As a reward for their bravery, Navy seamen Joe Brady (Kelly) and Clarence Doolittle (Sinatra) are given a four-day leave in Hollywood. Joe plans to hook up with his dame, Lola. After stalking him on the streets of Los Angeles, sweet and naive ex choir boy Clarence asks the apparently more experienced Joe to teach him how to meet girls.
Enter Donald (Dean Stockwell, whom most of us know as a middle-aged man from his many ’80s and ’90s movies), a little tyke who’s running away from home to join the navy. Our boys take him home, where Donald lives with his Aunt Susie (Kathryn Grayson), a nice girl trying to get into the movie industry—if only she could catch a break. Clarence immediately falls head over heels and enlists Joe’s assistance in wooing her, which provides the story here.
Even though (and probably because) the characters, plot, and dialogue are totally corny, Anchors Aweigh is truly a frothy blast—it’s exactly the kind of film that comes to mind when I think of classic Hollywood. A vivacious affair, director George Sidney keeps everything about it big: the sets, the songs, the dance numbers. I was particularly taken by one sequence involving Kelly and various animated figures—it culminates in an awesome song-and-dance with none other than Jerry Mouse of Tom and Jerry cartoons. Flawless!
The whole spectacle is tied up in an amazing Technicolor bow; Charles Boyle and Robert Planck’s color palette is gorgeous, and seeing it on a nitrate print literally left me breathless. From a sensory perspective, Anchors Aweigh was hands down my favorite film at this year’s Nitrate Picture Show.

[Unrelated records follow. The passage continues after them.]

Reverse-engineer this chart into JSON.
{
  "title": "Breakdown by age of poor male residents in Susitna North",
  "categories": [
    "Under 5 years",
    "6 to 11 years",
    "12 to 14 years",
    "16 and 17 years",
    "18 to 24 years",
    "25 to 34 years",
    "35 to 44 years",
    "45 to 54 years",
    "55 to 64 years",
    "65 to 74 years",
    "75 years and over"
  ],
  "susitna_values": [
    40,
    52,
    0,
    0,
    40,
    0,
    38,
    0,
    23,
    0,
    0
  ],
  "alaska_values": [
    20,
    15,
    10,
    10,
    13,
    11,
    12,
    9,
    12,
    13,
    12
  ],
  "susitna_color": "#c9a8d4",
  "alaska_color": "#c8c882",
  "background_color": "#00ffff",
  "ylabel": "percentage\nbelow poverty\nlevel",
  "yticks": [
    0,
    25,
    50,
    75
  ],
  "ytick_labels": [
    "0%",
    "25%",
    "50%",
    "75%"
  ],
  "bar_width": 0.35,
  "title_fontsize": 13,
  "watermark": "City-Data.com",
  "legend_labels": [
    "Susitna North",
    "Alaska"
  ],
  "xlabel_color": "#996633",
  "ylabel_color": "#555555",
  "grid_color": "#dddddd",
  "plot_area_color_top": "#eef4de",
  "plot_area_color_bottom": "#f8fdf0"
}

As a side note, I must confess that one thing threw me for a loop: Kelly and Sinatra (and Grayson, for that matter) are young and beautiful here—not the old timers I’m accustomed to seeing having grown up when I did. They’re actually hot, even by today’s standards. Kelly upstages Sinatra throughout the entire film, which I found bizarre and quite amusing.
With José Iturbi, Pamela Britton, Grady Sutton, Rags Ragland, Billy Gilbert, William Forrest
OMG, what the fuck is this? Yes, it’s the operatic epic of Hoffmann (though I still have no idea who the fuck he is) and three of the loves of his life. But…dude, man, FUCK!

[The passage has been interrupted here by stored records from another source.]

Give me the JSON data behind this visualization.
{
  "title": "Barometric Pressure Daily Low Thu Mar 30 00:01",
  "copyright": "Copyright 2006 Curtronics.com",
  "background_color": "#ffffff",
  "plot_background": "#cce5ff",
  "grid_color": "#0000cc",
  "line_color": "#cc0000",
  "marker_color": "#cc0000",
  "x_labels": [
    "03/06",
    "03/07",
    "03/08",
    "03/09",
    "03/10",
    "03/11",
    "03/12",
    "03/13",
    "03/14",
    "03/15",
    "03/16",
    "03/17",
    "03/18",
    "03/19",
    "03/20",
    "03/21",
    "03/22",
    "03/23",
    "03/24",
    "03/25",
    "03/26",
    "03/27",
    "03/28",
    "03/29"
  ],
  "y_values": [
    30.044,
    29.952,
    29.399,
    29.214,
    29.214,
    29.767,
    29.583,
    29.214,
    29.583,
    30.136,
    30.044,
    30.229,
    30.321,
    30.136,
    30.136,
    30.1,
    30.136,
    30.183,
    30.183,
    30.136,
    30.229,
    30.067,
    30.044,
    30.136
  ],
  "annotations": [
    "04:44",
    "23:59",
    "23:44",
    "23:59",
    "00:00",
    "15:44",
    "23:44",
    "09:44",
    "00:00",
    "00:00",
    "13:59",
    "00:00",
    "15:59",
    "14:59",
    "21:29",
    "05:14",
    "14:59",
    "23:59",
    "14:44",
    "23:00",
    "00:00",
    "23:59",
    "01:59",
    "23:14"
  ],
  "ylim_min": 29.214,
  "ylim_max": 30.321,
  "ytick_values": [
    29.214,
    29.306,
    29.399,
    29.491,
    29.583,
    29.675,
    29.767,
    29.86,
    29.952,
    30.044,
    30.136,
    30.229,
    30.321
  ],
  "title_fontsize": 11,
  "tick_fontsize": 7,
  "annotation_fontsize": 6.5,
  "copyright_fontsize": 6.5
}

Written, directed, and produced by famed Brits the Archers–Michael Powell and Emetic Pressburger–The Tales of Hoffman is an old school movie they just don’t make anymore. Visually, a stunning Technicolor wet dream complete with elaborate dance numbers, lavish costumes, and big trippy-ass sets. It’s serious eye candy with a major gay sensibility (I have no idea whether Powell and Pressburger were gay or not). It’s impressive for its scale alone, and certainly is unlike anything I’ve ever seen.
But what the fuck just happened? Clocking in at just over two hours, I thought The Tales of Hoffmann would never end. It’s pretty, but it’s long–it seems longer than it is. For me, it was probably sensory overload with not enough plot. Did I mention, what the FUCK?
Barbra Streisand classic: ugly duckling Fanny Brice (Streisand) makes her way to the top via the stage. In the process, she meets a hot mystery man (Omar Sharif) who is not what he seems. A lengthy Technicolor melodrama in some ways was ahead of its time.
Despite its merits, I got bored: Funny Girl is long, winding, and corny. Plus, Babs gets on my nerves after about an hour and a half. I’ll stick with Madge—her movies suck, but she’s more fun and has more bite.